Network agentic environment - supports AI agents operating across payment networks through performance such as tokenisation and cross-border infrastructure. This allows interactions to move more seamlessly across systems while maintaining interoperability and security.
B2B agentic procurement – extends these functionalities into corporate purchasing processes. Transactions operate within predefined approval structures, policy frameworks, and budget controls, allowing organisations to automate routine procurement activities while maintaining governance.
What comes next for AI-enabled banking platforms?
For banks, the challenge is no longer simply whether to adopt AI, but how to integrate it in a way that aligns with operational requirements, governance expectations, and existing infrastructure.
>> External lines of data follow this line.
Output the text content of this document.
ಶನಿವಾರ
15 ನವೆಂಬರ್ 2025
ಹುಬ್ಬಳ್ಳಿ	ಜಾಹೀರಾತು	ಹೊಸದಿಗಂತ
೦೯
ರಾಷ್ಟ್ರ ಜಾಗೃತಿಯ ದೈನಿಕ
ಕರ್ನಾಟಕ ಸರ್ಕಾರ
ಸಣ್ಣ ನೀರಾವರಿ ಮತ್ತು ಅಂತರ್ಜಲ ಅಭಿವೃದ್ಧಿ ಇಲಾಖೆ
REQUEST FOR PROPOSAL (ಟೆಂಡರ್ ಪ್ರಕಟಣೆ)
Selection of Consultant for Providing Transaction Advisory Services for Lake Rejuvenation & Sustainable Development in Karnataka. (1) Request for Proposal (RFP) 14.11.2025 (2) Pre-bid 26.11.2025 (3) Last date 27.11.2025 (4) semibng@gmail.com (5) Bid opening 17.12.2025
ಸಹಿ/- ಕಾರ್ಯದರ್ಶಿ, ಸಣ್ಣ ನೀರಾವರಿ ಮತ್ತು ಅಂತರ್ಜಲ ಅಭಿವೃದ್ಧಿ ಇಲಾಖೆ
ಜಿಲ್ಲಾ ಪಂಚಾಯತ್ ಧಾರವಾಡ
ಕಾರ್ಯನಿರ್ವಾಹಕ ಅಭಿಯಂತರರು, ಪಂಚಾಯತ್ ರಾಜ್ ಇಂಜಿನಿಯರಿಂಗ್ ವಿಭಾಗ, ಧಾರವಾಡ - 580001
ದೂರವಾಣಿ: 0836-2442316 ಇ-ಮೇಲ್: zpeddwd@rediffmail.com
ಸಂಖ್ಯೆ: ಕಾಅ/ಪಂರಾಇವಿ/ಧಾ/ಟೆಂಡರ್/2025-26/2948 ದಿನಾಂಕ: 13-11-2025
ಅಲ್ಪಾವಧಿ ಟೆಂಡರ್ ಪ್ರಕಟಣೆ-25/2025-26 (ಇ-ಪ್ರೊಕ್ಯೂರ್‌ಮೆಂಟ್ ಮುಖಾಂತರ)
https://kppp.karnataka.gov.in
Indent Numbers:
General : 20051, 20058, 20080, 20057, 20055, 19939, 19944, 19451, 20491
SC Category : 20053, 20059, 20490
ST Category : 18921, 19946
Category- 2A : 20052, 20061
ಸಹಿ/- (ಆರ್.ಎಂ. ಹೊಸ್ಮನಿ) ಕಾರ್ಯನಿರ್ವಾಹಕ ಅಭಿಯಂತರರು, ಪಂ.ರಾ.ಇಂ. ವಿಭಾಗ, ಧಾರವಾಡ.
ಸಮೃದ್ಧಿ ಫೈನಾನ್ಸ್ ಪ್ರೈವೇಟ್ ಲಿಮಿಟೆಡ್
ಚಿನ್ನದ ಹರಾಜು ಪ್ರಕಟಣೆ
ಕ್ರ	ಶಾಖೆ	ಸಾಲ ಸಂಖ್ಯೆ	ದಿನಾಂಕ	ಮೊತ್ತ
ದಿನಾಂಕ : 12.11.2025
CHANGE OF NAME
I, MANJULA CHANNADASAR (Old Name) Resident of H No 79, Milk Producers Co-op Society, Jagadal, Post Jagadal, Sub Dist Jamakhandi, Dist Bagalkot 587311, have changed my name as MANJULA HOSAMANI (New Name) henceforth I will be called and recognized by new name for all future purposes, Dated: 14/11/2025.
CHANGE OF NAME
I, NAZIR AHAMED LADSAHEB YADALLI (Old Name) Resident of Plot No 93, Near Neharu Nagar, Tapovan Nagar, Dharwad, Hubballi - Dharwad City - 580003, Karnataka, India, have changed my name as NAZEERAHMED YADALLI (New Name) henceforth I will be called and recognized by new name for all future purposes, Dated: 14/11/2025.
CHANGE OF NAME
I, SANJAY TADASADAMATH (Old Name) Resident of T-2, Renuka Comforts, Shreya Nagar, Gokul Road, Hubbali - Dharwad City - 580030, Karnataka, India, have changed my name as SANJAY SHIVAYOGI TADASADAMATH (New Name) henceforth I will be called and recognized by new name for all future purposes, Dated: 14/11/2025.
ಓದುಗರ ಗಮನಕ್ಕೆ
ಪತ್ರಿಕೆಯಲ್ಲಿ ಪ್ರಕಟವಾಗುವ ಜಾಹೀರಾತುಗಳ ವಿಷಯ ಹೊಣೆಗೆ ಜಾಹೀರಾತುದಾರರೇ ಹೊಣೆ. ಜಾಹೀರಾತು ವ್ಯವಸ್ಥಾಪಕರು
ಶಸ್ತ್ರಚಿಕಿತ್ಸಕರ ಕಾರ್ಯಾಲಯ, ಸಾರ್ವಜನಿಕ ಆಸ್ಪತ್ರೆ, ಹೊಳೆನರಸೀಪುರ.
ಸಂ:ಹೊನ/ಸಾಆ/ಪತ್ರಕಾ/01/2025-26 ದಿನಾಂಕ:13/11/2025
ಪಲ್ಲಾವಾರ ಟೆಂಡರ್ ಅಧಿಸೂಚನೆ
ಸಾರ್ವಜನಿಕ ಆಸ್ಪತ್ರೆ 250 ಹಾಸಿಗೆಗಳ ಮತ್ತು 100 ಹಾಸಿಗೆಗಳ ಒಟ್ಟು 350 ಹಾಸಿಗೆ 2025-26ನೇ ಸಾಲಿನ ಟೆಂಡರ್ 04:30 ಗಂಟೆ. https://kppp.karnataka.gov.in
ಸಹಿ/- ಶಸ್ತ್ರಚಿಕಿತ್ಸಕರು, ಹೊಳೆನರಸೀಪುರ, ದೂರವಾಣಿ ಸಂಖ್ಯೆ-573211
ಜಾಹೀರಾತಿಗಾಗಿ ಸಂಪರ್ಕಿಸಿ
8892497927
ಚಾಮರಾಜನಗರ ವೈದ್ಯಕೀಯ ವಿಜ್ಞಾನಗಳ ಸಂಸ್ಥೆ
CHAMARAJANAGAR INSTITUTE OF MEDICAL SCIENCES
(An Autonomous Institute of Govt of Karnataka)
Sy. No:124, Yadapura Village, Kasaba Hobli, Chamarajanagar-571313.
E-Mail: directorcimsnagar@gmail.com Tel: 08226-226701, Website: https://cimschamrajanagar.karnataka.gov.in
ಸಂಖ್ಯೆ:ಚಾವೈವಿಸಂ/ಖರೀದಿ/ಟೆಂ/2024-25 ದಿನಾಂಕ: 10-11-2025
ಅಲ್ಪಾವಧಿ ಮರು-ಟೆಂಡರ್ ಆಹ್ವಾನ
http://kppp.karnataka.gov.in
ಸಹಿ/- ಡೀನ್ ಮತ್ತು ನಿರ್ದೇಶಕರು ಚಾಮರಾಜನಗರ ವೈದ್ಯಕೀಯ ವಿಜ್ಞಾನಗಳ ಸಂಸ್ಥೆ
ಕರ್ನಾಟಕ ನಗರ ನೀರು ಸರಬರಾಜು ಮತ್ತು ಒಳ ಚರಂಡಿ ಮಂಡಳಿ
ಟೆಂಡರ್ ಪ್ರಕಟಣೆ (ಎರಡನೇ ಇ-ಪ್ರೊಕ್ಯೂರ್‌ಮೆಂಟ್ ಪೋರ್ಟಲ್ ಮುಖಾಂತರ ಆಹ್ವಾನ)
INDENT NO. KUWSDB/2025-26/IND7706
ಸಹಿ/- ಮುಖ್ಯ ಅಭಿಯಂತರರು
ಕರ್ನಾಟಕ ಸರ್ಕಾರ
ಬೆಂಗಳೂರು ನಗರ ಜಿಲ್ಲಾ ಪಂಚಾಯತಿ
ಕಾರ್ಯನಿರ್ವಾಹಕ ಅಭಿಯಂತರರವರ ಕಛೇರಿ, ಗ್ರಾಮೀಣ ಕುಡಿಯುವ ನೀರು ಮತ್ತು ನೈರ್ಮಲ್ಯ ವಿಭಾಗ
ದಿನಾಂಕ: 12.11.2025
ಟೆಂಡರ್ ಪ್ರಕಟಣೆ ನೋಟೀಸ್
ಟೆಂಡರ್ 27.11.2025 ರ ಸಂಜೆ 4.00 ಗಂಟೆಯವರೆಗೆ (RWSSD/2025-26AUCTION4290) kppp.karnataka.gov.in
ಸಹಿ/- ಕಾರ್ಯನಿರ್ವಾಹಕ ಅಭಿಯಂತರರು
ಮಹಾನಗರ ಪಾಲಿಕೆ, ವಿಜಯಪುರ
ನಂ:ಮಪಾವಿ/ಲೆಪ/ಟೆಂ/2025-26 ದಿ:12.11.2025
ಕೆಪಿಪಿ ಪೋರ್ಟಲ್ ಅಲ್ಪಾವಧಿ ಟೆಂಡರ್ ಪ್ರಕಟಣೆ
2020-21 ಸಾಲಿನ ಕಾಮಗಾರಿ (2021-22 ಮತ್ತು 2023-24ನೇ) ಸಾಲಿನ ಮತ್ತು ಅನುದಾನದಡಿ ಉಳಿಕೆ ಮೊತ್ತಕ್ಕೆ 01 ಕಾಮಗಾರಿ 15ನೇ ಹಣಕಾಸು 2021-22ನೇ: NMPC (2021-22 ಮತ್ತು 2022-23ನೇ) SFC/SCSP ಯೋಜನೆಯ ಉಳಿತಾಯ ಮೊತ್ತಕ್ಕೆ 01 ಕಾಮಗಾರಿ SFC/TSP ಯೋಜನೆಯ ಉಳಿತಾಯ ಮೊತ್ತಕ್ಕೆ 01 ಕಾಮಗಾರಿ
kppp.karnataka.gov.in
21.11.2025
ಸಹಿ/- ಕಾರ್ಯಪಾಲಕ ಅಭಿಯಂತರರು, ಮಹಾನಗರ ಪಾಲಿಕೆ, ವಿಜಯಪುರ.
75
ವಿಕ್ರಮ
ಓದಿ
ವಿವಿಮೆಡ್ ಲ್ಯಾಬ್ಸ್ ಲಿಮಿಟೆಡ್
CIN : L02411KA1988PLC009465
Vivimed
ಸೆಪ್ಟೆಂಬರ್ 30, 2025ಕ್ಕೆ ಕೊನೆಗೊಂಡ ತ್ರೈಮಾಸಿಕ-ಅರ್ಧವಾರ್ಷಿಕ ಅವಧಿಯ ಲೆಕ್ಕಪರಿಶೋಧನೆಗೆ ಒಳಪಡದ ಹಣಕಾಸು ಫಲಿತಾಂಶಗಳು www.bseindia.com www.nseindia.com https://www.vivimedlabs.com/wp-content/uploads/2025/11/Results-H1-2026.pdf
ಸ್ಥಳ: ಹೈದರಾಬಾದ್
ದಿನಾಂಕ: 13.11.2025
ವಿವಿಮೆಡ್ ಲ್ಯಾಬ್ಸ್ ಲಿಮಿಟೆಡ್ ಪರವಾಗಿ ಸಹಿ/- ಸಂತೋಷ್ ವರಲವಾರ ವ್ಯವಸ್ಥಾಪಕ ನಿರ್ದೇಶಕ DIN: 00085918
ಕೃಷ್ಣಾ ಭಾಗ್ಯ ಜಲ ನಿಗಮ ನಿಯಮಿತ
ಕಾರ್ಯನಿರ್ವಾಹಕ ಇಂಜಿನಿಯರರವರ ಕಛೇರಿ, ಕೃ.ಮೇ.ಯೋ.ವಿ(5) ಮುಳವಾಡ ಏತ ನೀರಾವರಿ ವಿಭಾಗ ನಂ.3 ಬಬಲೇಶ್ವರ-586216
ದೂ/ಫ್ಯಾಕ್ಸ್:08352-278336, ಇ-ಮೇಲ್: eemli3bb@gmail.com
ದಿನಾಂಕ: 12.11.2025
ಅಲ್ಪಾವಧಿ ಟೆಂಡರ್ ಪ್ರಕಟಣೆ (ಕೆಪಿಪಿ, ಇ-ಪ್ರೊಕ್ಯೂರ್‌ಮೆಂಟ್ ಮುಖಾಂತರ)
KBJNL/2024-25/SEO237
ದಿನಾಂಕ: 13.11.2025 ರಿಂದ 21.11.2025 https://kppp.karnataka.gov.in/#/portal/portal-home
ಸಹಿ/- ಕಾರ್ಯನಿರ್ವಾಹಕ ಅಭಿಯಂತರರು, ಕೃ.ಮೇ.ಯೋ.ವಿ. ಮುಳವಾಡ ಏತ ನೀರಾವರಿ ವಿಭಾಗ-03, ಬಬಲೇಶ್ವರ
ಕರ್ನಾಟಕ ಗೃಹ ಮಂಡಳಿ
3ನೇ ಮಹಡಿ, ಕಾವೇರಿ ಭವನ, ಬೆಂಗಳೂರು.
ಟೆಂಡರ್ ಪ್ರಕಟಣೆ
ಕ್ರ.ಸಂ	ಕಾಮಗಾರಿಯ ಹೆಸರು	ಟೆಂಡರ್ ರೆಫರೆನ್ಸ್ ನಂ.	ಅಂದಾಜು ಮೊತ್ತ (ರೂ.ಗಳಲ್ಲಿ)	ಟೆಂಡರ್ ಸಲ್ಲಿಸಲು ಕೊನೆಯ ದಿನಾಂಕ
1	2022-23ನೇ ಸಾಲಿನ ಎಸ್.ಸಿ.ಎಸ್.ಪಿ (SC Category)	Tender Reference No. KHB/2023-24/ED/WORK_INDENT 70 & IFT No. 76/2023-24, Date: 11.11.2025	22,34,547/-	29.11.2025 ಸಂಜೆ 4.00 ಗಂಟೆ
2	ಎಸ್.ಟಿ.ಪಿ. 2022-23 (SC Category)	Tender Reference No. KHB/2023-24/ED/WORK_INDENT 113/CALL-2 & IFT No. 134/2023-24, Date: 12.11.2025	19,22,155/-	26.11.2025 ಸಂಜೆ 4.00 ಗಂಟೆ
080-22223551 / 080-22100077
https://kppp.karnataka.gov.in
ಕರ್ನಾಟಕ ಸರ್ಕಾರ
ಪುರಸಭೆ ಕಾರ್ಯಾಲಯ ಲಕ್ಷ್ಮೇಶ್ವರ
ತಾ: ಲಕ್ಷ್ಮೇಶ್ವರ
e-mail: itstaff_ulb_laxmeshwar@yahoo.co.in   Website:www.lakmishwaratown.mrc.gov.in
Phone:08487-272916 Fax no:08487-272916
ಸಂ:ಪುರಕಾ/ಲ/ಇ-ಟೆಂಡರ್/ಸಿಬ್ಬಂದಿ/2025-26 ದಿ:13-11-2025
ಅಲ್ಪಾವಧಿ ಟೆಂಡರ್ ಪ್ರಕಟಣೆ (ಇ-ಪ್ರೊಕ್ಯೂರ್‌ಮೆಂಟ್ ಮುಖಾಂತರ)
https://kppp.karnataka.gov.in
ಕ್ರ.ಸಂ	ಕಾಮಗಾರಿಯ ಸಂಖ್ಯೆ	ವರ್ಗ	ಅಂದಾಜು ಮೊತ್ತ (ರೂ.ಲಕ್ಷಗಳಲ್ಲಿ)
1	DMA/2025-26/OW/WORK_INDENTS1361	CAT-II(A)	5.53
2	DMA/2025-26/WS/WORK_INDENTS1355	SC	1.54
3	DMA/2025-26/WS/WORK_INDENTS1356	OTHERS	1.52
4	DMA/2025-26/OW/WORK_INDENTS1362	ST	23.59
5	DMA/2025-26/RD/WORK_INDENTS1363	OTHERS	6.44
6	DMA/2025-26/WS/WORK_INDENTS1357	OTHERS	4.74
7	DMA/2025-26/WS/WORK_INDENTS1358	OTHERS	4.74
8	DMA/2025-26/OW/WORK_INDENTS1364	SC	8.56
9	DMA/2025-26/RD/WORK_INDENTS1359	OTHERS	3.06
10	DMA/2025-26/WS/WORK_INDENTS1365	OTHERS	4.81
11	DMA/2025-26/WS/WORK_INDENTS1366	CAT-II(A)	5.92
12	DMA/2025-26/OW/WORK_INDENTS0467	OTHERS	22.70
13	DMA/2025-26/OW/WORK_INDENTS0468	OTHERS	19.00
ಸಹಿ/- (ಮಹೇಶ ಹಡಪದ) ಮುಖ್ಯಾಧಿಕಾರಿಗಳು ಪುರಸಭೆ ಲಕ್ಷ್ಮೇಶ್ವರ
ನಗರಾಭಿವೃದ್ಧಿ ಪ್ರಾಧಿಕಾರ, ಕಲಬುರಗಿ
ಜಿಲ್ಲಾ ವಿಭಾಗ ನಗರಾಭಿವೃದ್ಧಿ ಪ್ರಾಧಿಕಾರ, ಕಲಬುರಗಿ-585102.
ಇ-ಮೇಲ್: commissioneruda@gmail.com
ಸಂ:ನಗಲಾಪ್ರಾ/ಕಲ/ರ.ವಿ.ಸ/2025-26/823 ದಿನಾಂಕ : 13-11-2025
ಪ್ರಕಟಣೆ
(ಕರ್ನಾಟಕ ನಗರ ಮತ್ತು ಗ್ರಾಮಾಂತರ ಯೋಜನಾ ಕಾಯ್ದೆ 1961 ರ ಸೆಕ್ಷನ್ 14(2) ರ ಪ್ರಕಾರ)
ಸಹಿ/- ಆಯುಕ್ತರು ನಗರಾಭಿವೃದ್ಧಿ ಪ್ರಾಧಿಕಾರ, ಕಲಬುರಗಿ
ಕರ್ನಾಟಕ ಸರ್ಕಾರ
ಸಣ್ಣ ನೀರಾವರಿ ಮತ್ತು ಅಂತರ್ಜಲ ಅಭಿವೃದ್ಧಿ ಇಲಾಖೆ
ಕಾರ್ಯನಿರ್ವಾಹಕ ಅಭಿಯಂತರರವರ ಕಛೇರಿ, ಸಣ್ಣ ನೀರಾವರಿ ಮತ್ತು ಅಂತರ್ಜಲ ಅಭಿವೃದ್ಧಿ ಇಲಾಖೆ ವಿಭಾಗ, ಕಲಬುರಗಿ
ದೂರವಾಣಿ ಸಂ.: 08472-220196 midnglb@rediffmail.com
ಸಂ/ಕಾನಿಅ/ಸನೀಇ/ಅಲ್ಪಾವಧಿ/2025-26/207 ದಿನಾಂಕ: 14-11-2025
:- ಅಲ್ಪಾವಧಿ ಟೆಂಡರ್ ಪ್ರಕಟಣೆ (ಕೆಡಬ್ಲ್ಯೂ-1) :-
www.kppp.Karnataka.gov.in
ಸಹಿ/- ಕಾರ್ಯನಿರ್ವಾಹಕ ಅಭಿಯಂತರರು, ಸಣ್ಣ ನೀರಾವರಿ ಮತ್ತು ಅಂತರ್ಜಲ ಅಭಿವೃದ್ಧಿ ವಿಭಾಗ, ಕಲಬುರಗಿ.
This is particularly important in financial services environments where trust, oversight, and consistency remain critical.
Rather than replacing existing systems entirely, many institutions are focusing on extending and modernising platforms incrementally, introducing AI where they can deliver measurable operational and customer benefits.
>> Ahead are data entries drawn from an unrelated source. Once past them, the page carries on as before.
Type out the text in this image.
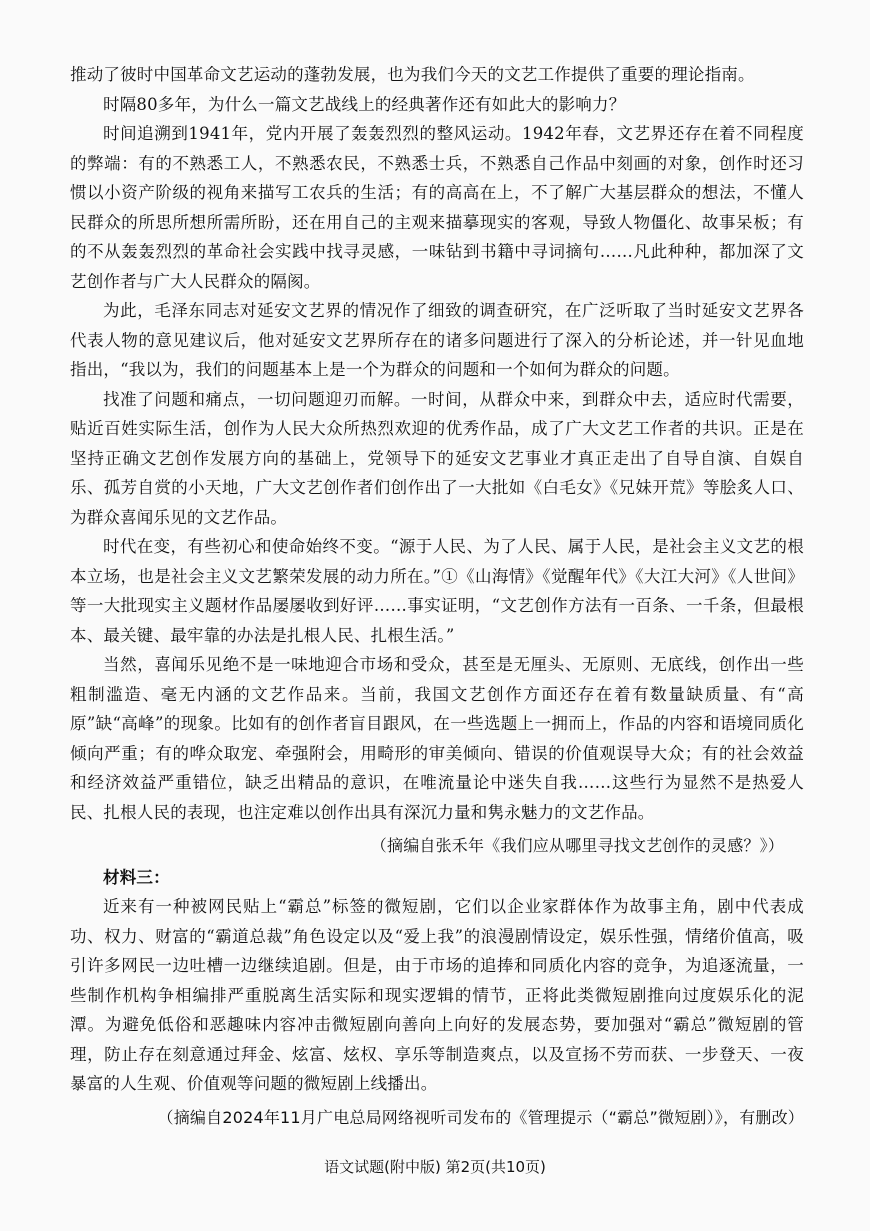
推动了彼时中国革命文艺运动的蓬勃发展，也为我们今天的文艺工作提供了重要的理论指南。

时隔80多年，为什么一篇文艺战线上的经典著作还有如此大的影响力？

时间追溯到1941年，党内开展了轰轰烈烈的整风运动。1942年春，文艺界还存在着不同程度的弊端：有的不熟悉工人，不熟悉农民，不熟悉士兵，不熟悉自己作品中刻画的对象，创作时还习惯以小资产阶级的视角来描写工农兵的生活；有的高高在上，不了解广大基层群众的想法，不懂人民群众的所思所想所需所盼，还在用自己的主观来描摹现实的客观，导致人物僵化、故事呆板；有的不从轰轰烈烈的革命社会实践中找寻灵感，一味钻到书籍中寻词摘句……凡此种种，都加深了文艺创作者与广大人民群众的隔阂。

为此，毛泽东同志对延安文艺界的情况作了细致的调查研究，在广泛听取了当时延安文艺界各代表人物的意见建议后，他对延安文艺界所存在的诸多问题进行了深入的分析论述，并一针见血地指出，“我以为，我们的问题基本上是一个为群众的问题和一个如何为群众的问题。

找准了问题和痛点，一切问题迎刃而解。一时间，从群众中来，到群众中去，适应时代需要，贴近百姓实际生活，创作为人民大众所热烈欢迎的优秀作品，成了广大文艺工作者的共识。正是在坚持正确文艺创作发展方向的基础上，党领导下的延安文艺事业才真正走出了自导自演、自娱自乐、孤芳自赏的小天地，广大文艺创作者们创作出了一大批如《白毛女》《兄妹开荒》等脍炙人口、为群众喜闻乐见的文艺作品。

时代在变，有些初心和使命始终不变。“源于人民、为了人民、属于人民，是社会主义文艺的根本立场，也是社会主义文艺繁荣发展的动力所在。”①《山海情》《觉醒年代》《大江大河》《人世间》等一大批现实主义题材作品屡屡收到好评……事实证明，“文艺创作方法有一百条、一千条，但最根本、最关键、最牢靠的办法是扎根人民、扎根生活。”

当然，喜闻乐见绝不是一味地迎合市场和受众，甚至是无厘头、无原则、无底线，创作出一些粗制滥造、毫无内涵的文艺作品来。当前，我国文艺创作方面还存在着有数量缺质量、有“高原”缺“高峰”的现象。比如有的创作者盲目跟风，在一些选题上一拥而上，作品的内容和语境同质化倾向严重；有的哗众取宠、牵强附会，用畸形的审美倾向、错误的价值观误导大众；有的社会效益和经济效益严重错位，缺乏出精品的意识，在唯流量论中迷失自我……这些行为显然不是热爱人民、扎根人民的表现，也注定难以创作出具有深沉力量和隽永魅力的文艺作品。

（摘编自张禾年《我们应从哪里寻找文艺创作的灵感？》）

材料三：

近来有一种被网民贴上“霸总”标签的微短剧，它们以企业家群体作为故事主角，剧中代表成功、权力、财富的“霸道总裁”角色设定以及“爱上我”的浪漫剧情设定，娱乐性强，情绪价值高，吸引许多网民一边吐槽一边继续追剧。但是，由于市场的追捧和同质化内容的竞争，为追逐流量，一些制作机构争相编排严重脱离生活实际和现实逻辑的情节，正将此类微短剧推向过度娱乐化的泥潭。为避免低俗和恶趣味内容冲击微短剧向善向上向好的发展态势，要加强对“霸总”微短剧的管理，防止存在刻意通过拜金、炫富、炫权、享乐等制造爽点，以及宣扬不劳而获、一步登天、一夜暴富的人生观、价值观等问题的微短剧上线播出。

（摘编自2024年11月广电总局网络视听司发布的《管理提示（“霸总”微短剧）》，有删改）

语文试题(附中版) 第2页(共10页)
The focus is likely to move further toward integrated ecosystems where AI supports not only analysis and engagement, but the orchestration and execution of services across the broader financial journey.
FAQ
What are AI-enabled banking platforms?
AI-enabled banking platforms are banking systems that integrate artificial intelligence capabilities directly into digital banking, payments, fraud management, customer servicing, and operational workflows.
How is AI used in banking and payments?
AI is used across areas such as fraud detection, onboarding, customer support, recommendation systems, payment orchestration, and transaction monitoring.
What is Agentic Commerce in banking?
Agentic Commerce refers to models where AI agents participate in parts of the transaction process, such as checkout, payment execution, or procurement, within predefined rules and controls.
How do AI chatbots improve digital banking?
AI chatbots help banks provide faster and more accessible customer support by assisting with onboarding, account enquiries, document handling, and routine servicing interactions.
How does AI help detect fraud in financial services?
AI-driven fraud systems analyse transaction behaviour, identify anomalies, and detect suspicious activity in real time using techniques such as behavioural profiling, link analysis, and transaction scoring.